Global diversity within and between human herpesvirus 1 and 2 glycoproteins

Human herpes simplex viruses 1 and 2 (HSV-1 and HSV-2) are large-genome DNA viruses that establish a persistent infection in sensory neurons and commonly manifest with recurring oral or genital erosions that transmit virus. HSV encodes 12 predicted glycoproteins that serve various functions, including cellular attachment, entry, and egress. Glycoprotein G is currently the target of an antibody test to differentiate HSV-1 from HSV-2; however, this test has shown reduced capacity to differentiate HSV strains in East Africa. Until the recent availability of 26 full-length HSV-1 and 36 full-length HSV-2 sequences, minimal comparative information was available for these viruses. In this study, we use a variety of sequence analysis methods to compare all available sequence data for HSV-1 and HSV-2 glycoproteins, using viruses isolated in Europe, Asia, North America, the Republic of South Africa, and East Africa.
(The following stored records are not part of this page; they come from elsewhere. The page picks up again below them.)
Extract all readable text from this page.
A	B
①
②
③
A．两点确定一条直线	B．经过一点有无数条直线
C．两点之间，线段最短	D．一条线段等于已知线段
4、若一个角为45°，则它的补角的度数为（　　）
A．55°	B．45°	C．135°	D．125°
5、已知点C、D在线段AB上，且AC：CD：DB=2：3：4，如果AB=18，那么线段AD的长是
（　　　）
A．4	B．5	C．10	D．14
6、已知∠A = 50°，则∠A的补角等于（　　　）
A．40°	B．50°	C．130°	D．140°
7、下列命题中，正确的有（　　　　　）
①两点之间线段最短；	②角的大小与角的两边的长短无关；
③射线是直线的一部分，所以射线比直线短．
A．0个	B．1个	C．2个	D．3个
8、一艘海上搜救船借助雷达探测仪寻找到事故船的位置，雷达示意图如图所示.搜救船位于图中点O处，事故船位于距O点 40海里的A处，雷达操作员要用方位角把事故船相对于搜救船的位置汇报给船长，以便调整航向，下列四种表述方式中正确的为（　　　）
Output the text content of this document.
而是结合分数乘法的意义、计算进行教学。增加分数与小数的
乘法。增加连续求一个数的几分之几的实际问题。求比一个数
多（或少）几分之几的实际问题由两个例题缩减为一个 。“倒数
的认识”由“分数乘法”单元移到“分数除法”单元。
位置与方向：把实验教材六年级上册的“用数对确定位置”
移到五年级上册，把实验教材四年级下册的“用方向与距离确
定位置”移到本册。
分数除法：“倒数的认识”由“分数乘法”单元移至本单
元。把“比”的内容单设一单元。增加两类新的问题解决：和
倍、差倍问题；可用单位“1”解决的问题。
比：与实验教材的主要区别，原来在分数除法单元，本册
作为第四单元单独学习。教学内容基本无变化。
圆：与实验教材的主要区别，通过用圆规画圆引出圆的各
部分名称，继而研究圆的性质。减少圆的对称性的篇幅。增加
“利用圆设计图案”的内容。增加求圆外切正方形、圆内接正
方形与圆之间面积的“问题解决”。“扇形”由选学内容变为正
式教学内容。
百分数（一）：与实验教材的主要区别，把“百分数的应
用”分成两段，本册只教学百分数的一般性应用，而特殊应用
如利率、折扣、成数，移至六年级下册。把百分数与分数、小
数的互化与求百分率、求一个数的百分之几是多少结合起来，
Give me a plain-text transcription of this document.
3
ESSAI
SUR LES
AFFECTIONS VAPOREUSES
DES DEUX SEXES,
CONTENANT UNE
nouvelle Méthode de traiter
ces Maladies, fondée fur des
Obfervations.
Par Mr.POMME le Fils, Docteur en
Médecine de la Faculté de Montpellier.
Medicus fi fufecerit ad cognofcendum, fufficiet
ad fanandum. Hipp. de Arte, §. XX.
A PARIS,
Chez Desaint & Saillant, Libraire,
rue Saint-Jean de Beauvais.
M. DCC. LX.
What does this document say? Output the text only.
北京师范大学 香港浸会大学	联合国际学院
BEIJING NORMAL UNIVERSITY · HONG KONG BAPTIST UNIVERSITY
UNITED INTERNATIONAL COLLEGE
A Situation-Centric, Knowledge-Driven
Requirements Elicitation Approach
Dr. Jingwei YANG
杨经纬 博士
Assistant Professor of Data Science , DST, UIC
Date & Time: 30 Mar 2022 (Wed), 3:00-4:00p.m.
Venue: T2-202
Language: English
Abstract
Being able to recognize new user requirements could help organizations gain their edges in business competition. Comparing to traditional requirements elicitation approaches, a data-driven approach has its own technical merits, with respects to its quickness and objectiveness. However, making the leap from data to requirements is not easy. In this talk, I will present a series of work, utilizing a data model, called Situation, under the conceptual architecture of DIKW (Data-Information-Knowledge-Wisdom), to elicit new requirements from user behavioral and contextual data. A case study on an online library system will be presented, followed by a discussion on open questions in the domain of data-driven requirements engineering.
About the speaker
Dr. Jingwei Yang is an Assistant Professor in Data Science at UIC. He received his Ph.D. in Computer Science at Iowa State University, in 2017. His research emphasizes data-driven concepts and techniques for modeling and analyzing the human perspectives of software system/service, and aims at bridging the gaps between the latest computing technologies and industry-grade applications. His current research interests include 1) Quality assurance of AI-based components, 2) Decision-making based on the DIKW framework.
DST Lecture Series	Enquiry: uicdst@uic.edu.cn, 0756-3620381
We found numerous differences in diversity, nonsynonymous/synonymous substitution rates, and recombination rates between HSV-1 glycoproteins and their HSV-2 counterparts. Phylogenetic analysis revealed that while most global HSV-2 glycoprotein G sequences did not form clusters within or between continents, one clade (supported at 60.5%) contained 37% of the African sequences analyzed. Accordingly, sequences from this African subset contained unique amino acid signatures, not only in glycoprotein G, but also in glycoproteins I and E, which may account for the failure of sensitive antibody tests to distinguish HSV-1 from HSV-2 in some African individuals. Consensus sequences generated in the study can be used to improve diagnostic assays that differentiate HSV-1 from HSV-2 in global populations.